E' un bilancio amaro quello del bando che il Ministero dell’Ambiente aveva lanciato a maggio scorso per supportare l'attuazione in Italia della
Strategia Nazionale per lo Sviluppo Sostenibile (SNSvS). Un percorso che dovrebbe mobilitare trasversalmente la politica, le istituzioni e la società civile da qui al 2030. Per capire come è messo il nostro paese in materia basta guardare la grandissima
mobilitazione della società civile (Asvis ed Enrico Giovannini in primis) e poi dare un'occhiata all'esito di questo bando che metteva a dispostone la
cifra simbolica di 400.000 euro per supportare attività e iniziative finalizzate alla divulgazione e alla sensibilizzazione sui temi dello sviluppo sostenibile e/o dell’economia circolare.
Ebbene, alla
scadenza dello scorso 30 giugno associazioni, cooperative e imprese avevano sottoposto al Ministero dell'Ambiente ben
359 idee di progetto per un valore complessivo di
10 milioni di euro.
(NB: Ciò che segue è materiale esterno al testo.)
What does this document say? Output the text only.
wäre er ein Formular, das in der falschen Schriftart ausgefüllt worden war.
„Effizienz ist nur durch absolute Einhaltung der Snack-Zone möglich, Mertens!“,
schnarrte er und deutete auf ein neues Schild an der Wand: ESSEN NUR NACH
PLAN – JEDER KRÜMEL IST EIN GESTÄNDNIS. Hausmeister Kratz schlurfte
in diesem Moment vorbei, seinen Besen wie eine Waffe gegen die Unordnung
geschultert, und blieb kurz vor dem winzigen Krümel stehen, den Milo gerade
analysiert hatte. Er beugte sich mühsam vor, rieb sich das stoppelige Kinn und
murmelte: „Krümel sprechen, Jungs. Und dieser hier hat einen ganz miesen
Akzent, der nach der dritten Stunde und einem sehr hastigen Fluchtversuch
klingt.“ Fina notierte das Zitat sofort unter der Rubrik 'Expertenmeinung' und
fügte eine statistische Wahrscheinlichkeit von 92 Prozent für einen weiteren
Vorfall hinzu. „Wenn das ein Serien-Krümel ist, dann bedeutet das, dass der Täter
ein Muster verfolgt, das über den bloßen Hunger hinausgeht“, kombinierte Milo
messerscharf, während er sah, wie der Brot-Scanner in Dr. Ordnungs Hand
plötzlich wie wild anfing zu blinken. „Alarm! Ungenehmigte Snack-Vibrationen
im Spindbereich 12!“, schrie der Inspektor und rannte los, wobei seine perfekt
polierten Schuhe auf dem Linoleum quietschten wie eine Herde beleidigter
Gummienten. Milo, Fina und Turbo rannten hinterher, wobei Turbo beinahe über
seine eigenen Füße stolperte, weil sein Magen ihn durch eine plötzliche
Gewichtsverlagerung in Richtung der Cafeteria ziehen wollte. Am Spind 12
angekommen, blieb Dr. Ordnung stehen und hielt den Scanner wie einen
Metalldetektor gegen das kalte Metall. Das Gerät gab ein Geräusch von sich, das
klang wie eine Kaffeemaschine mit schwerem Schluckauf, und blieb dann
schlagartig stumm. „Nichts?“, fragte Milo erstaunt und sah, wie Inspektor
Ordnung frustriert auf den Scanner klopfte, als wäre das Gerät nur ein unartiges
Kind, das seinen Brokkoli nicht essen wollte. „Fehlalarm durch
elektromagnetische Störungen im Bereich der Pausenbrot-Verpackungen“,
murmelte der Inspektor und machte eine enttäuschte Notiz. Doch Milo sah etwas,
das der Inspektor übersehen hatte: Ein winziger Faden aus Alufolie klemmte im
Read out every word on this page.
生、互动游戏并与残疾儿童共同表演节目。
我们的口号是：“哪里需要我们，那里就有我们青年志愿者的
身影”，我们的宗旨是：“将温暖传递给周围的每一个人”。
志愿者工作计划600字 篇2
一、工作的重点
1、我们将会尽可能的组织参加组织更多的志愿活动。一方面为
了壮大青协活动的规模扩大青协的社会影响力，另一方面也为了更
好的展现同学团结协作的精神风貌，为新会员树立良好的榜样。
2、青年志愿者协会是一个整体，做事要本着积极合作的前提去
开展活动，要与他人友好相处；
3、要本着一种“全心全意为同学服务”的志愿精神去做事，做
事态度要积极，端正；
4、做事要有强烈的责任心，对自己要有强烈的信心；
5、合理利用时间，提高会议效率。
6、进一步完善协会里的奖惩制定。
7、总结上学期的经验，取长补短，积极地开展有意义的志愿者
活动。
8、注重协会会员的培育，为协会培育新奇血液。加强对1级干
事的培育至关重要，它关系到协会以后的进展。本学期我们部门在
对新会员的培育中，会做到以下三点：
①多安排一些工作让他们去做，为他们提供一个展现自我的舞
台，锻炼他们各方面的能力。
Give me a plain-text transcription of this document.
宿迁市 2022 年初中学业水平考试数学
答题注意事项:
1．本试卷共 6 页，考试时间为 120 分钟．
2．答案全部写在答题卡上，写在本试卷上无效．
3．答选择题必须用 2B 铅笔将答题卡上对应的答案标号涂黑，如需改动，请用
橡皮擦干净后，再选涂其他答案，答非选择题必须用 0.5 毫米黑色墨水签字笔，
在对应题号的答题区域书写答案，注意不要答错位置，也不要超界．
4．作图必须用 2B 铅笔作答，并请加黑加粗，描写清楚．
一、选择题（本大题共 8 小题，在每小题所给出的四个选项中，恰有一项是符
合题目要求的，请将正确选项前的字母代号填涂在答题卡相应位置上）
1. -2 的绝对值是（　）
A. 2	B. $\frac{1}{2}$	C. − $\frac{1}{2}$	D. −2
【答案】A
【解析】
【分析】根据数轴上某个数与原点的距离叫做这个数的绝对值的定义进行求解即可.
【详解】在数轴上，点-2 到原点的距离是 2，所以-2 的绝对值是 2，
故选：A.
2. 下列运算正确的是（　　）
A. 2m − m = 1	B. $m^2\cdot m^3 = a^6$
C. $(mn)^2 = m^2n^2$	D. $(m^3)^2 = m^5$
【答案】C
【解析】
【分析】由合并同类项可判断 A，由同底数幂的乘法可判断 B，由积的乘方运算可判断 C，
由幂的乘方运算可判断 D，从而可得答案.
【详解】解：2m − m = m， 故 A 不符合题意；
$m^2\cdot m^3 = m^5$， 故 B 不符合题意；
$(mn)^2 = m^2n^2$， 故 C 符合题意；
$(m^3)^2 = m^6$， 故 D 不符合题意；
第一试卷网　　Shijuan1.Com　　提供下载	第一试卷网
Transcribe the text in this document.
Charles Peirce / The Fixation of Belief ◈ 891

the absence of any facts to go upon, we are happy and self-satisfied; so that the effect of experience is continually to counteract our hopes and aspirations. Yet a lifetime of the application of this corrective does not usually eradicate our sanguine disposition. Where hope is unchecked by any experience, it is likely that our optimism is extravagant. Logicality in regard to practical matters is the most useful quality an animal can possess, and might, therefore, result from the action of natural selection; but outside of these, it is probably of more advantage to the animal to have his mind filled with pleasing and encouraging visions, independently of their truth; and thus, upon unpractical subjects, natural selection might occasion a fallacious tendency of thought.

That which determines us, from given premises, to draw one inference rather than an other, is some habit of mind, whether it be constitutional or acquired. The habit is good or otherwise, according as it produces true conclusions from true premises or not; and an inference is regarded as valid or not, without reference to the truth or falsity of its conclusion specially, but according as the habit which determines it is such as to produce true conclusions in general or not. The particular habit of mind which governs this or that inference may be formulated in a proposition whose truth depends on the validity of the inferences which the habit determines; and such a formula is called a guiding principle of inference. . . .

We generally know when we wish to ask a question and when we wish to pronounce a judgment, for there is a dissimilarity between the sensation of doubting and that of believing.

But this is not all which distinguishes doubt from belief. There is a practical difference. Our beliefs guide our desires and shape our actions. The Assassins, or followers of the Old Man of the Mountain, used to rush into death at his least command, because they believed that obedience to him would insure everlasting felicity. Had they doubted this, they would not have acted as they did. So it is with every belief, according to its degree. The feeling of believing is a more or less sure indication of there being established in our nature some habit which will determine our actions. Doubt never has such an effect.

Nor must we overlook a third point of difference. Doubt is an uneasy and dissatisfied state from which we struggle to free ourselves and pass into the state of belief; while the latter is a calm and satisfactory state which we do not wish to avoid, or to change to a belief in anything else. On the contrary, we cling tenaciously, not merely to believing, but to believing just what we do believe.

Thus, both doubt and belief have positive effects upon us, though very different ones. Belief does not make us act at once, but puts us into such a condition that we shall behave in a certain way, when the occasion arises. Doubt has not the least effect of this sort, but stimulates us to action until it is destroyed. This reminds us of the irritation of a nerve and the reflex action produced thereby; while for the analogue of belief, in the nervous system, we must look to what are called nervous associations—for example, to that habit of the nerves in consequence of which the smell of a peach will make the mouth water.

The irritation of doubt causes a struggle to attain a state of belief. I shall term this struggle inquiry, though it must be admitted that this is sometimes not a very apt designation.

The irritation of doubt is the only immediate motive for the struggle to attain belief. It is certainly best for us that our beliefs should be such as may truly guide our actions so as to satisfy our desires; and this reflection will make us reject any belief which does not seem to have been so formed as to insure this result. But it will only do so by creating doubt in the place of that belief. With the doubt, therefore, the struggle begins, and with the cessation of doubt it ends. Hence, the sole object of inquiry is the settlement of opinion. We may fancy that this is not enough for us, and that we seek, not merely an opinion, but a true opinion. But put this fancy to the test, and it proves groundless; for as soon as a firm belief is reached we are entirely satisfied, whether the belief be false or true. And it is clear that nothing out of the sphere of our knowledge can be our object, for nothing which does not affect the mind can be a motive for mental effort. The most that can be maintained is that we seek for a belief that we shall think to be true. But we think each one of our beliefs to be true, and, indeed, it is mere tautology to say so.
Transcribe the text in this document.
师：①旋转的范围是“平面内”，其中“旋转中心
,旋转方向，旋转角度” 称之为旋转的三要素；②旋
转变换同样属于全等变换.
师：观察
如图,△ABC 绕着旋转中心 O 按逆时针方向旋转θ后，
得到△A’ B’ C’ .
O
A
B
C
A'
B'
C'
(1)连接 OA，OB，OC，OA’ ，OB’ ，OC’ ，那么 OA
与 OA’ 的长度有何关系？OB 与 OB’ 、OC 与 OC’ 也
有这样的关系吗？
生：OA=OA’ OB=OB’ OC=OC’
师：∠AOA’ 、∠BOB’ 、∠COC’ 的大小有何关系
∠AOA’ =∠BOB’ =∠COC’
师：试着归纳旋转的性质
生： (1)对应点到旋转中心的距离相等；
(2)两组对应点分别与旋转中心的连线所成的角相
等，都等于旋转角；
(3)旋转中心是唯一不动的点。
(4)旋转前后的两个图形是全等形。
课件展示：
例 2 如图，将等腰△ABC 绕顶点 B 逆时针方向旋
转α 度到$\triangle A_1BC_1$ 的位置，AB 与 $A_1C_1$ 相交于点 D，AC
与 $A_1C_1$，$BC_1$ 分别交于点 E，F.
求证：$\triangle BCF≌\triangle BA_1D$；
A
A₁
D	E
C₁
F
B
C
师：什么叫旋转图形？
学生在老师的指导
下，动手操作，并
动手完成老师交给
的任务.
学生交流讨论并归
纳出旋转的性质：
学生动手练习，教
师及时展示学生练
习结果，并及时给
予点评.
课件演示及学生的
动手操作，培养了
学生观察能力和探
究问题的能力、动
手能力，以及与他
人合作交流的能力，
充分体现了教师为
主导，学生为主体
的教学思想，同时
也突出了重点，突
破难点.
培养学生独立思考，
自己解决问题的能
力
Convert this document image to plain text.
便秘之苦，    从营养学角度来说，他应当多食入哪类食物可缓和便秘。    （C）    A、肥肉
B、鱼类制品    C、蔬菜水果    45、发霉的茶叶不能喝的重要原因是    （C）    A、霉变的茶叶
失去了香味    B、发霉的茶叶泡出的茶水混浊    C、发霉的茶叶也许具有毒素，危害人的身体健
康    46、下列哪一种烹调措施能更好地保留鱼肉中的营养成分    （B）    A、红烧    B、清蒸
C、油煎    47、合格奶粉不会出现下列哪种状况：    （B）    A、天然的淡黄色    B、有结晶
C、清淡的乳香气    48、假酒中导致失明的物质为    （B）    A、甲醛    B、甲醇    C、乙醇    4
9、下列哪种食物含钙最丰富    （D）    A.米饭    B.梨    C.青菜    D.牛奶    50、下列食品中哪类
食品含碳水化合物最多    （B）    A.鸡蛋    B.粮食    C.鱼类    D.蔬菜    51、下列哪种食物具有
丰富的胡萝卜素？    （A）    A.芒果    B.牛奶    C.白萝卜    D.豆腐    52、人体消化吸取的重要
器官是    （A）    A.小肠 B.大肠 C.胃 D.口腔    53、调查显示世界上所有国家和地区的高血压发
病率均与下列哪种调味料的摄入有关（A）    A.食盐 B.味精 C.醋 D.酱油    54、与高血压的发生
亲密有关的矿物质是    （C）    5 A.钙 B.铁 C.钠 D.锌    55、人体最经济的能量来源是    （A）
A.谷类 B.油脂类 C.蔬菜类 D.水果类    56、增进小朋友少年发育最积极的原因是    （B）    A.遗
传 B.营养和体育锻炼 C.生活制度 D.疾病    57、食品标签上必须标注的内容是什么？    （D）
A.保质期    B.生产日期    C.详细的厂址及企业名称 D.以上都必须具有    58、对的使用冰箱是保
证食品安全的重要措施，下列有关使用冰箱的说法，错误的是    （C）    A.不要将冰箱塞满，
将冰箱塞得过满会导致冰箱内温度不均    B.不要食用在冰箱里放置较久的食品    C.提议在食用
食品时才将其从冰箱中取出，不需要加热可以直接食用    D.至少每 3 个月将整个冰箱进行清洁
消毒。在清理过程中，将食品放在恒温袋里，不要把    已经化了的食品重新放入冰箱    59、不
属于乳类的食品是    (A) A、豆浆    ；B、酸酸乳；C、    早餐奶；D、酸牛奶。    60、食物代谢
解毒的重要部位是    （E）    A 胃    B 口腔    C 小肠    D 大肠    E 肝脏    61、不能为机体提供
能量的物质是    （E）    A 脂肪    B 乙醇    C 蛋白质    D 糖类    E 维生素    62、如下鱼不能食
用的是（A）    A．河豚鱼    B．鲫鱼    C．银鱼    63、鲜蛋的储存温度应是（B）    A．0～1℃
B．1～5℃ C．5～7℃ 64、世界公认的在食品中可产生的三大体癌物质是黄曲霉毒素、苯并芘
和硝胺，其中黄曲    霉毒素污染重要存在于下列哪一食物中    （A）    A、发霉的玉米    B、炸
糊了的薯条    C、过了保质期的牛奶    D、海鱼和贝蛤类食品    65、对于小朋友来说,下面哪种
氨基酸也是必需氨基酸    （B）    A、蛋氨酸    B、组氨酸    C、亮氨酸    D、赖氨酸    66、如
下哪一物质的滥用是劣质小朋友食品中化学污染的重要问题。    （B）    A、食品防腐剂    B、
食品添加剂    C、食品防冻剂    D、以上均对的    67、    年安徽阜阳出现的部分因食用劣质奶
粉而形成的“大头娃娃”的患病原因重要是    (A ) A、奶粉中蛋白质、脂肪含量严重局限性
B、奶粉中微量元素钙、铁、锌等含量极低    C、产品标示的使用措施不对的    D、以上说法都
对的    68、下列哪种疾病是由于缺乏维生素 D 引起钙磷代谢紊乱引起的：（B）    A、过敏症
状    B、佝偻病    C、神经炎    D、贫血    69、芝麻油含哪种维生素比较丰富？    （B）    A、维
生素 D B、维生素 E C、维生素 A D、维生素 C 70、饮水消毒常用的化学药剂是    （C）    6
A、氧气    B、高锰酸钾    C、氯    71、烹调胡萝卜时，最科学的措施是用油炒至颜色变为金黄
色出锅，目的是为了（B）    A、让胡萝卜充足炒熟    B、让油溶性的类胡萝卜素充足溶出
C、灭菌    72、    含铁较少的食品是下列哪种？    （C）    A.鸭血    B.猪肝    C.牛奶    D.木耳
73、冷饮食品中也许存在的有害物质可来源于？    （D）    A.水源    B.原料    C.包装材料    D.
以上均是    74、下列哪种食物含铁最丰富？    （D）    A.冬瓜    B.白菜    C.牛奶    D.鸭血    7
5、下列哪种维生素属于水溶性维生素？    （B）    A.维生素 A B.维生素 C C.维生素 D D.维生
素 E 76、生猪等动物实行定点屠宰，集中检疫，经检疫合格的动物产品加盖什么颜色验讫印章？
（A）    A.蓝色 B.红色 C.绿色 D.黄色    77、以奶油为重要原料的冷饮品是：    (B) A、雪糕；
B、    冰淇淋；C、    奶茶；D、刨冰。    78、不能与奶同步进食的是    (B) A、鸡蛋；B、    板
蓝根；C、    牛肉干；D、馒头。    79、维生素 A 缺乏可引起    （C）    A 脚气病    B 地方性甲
Solo i primi
14 progetti valutati positivamente in graduatoria sono stati finanziati con contributi inferiori a
35.000 euro per progetto.
E' incredibile che non si trovino le
risorse adeguate per supportare un percorso così centrale su cui il nostro paese è già in ritardo (si veda l'ultimo
rapporto Asvis sull'attuazione dell'agenda 2030). Così come è imbarazzante pensare che al Ministero dell'Ambiente qualcuno sia stato impegnato a valutare 359 proposte progettuali con al consapevolezza di poterne supportare un manciata con pochi spiccioli. Insomma la
solita iniziativa simbolica destinata a non portare alcun impatto tangibile.